Een Josef Israëls, zeg ik. Ja, want ook nog levende maar héél oude menschen kunnen (tot op zekere ‘hoogte’ dan nog!) gróót zijn, dat wordt toegegeven. Ouderdom is trouwens een eerste vereischte voor grootte. Ook de doode grooten waren eigenlijk pas groot toen zij zeer oud waren.
Twijfelt ge hieraan, loop het Rijksmuseum dan maar eens binnen. Zie ze maar eens aan al die borstbeelden. Welk een eerbiedwaardige vergadering van vroede vaderen, niet waar? Lijkt het niet een versteende senaat?

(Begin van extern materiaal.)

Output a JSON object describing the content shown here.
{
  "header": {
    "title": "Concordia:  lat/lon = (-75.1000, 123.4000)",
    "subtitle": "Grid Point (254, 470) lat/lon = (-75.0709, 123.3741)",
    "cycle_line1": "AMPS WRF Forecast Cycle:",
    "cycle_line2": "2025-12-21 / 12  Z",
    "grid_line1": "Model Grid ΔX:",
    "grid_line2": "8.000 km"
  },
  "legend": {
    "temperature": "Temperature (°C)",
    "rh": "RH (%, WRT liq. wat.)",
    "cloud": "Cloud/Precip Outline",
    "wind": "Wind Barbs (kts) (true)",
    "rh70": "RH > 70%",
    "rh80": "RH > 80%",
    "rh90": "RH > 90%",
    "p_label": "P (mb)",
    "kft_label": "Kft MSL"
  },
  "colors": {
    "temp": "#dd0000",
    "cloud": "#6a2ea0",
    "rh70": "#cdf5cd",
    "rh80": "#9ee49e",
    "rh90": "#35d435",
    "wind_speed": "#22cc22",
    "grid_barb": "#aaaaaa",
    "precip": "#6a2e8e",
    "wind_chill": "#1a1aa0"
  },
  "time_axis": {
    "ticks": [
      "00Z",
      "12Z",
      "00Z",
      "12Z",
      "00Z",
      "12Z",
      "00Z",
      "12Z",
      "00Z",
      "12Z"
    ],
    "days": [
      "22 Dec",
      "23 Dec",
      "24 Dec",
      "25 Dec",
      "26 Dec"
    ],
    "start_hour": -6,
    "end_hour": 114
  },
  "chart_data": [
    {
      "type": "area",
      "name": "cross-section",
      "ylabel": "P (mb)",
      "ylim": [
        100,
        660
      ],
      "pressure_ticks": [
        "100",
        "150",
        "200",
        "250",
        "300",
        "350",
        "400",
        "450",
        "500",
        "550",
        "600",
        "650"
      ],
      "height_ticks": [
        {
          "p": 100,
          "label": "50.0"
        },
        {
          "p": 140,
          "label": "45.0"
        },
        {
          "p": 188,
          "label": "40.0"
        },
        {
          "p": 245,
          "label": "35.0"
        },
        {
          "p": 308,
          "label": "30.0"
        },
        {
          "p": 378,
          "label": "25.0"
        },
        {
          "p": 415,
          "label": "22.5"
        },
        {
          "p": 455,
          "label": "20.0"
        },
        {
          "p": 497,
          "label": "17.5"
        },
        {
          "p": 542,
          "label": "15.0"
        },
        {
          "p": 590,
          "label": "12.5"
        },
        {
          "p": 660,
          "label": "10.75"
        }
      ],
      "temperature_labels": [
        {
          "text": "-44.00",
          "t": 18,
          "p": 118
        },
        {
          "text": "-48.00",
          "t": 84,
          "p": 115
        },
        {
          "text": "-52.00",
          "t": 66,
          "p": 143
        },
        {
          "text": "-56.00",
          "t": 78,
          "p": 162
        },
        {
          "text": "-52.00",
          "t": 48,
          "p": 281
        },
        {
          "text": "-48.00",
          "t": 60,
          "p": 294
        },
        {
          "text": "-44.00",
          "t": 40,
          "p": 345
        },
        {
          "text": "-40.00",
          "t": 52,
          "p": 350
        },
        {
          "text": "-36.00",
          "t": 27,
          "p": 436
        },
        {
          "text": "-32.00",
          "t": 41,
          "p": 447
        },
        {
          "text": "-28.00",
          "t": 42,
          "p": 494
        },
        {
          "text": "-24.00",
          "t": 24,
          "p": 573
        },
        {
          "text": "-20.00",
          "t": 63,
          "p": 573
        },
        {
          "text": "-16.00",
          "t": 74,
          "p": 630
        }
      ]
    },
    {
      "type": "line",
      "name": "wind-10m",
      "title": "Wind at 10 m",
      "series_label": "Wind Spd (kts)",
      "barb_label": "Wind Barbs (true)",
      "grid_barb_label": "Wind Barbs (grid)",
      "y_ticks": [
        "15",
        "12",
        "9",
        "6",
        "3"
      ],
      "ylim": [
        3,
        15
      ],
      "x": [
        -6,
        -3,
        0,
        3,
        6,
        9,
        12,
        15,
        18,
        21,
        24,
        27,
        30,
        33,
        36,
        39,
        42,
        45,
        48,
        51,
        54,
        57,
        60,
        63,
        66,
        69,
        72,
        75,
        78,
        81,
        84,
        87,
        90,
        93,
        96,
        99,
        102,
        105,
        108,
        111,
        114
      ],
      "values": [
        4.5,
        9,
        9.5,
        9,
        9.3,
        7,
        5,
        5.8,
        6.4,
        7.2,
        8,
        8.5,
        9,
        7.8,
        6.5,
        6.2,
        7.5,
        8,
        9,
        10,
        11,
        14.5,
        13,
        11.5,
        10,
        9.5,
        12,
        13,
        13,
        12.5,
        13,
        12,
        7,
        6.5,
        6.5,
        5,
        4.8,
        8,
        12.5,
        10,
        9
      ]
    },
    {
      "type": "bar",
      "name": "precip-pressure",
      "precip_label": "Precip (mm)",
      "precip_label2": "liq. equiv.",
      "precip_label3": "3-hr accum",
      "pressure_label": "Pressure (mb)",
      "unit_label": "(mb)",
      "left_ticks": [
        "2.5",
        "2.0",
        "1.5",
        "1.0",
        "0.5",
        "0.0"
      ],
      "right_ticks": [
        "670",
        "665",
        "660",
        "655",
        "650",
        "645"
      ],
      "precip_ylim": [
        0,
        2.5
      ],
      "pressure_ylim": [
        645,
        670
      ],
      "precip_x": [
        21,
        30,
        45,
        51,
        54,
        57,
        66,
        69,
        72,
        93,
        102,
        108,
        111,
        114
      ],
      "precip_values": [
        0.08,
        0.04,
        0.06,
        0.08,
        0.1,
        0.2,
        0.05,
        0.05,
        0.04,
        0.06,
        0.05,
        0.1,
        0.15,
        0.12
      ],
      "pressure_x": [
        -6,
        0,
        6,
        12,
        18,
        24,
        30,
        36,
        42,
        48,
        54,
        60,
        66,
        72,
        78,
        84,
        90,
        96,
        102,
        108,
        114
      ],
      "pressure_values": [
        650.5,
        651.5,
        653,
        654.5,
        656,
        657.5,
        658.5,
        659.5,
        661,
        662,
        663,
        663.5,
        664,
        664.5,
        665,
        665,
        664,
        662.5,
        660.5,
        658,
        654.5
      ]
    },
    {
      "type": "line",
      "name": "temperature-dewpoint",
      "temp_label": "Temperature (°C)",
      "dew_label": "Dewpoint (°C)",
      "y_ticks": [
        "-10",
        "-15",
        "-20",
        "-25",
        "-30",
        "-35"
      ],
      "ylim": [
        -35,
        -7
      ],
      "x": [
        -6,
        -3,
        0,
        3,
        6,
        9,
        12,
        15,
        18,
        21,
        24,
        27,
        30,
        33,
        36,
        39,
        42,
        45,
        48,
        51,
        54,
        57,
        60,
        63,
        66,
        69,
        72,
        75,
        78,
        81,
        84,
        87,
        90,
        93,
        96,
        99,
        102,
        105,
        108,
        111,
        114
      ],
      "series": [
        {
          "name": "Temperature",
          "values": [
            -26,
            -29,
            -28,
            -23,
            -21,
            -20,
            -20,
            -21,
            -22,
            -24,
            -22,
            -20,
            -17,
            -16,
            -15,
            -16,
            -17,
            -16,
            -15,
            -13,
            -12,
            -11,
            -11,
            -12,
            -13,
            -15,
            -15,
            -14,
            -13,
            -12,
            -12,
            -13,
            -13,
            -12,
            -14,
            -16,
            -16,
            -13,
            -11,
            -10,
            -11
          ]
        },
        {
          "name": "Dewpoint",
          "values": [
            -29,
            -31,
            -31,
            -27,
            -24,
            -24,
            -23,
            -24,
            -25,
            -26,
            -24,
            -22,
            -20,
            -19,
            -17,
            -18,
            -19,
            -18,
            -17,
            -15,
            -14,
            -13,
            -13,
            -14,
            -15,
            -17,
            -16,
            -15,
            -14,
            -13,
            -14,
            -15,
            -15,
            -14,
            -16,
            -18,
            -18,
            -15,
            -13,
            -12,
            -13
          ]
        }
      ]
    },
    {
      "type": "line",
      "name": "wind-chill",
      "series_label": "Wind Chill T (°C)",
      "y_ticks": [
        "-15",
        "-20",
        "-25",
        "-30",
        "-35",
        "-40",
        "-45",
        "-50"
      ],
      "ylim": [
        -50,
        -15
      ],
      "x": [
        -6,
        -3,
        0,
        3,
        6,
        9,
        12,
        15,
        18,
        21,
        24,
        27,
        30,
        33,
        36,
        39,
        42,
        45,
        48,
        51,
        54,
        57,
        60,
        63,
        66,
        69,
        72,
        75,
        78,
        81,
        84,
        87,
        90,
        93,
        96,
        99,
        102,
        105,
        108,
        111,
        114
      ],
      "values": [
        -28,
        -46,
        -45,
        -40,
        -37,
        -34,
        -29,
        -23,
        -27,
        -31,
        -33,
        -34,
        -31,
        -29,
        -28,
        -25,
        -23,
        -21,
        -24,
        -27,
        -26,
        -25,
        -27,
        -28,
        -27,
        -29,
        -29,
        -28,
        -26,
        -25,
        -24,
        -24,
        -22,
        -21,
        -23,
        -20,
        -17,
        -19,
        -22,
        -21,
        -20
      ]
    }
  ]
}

Zie die gezwollen neuzen en uitgezakte wangspieren, die dikke rimpels langs voorhoofd en mond, die blazen onder de oogen, zie die ruw-verweerde baarden, die borstelige oude-mannenwenkbrauwen, zie dominee Laurillard (wiens aanwezigheid hier ons bijna zou doen vermoeden dat niet alleen gróóte mannen óud zijn, maar ook omgekeerd!), zie ook Potgieters schedel kaalgewreten door den tijd!...
Lezer, ik vrees maar al te zeer dat gij begint te begrijpen, dat ik.... pro domo schrijf - namelijk om mij te excuseeren over het portret dat ik u bij dit artikel aanbied.... Hm, ja.... Deze deftig-vriendelijke oude burger, met zijn witte bakkebaardjes en zijn kalotje op, het is werkelijk de dichter Potgieter die op zijn 28ste jaar zijn boek ‘Het Noorden’ uitgaf en op zijn 29ste dat beroemde ‘Proza’, waarin zijn allermooiste werk, waarin o.a. zijn ‘Rijksmuseum’ voorkomt.... Het spijt mij, maar ik heb geen andere beeltenis tot mijn beschikking kunnen krijgen. Niemand schijnt het de moeite waard gevonden te hebben den dichter af te beelden in dien tijd van zijn hoogsten, heerlijksten bloei. Gij moet dan ook bedenken: de interviews waren toen nog niet uitgevonden, van de pracht eens Gulden Winckels had nog niemand eenig begrip, de zon der Wereld-Bibliotheek moest nog dagen over deze wereld?... En ook waren er nog bijna geen fotografen en bestond de goedkoope zincografische reproductiewijze nog in 't geheel niet....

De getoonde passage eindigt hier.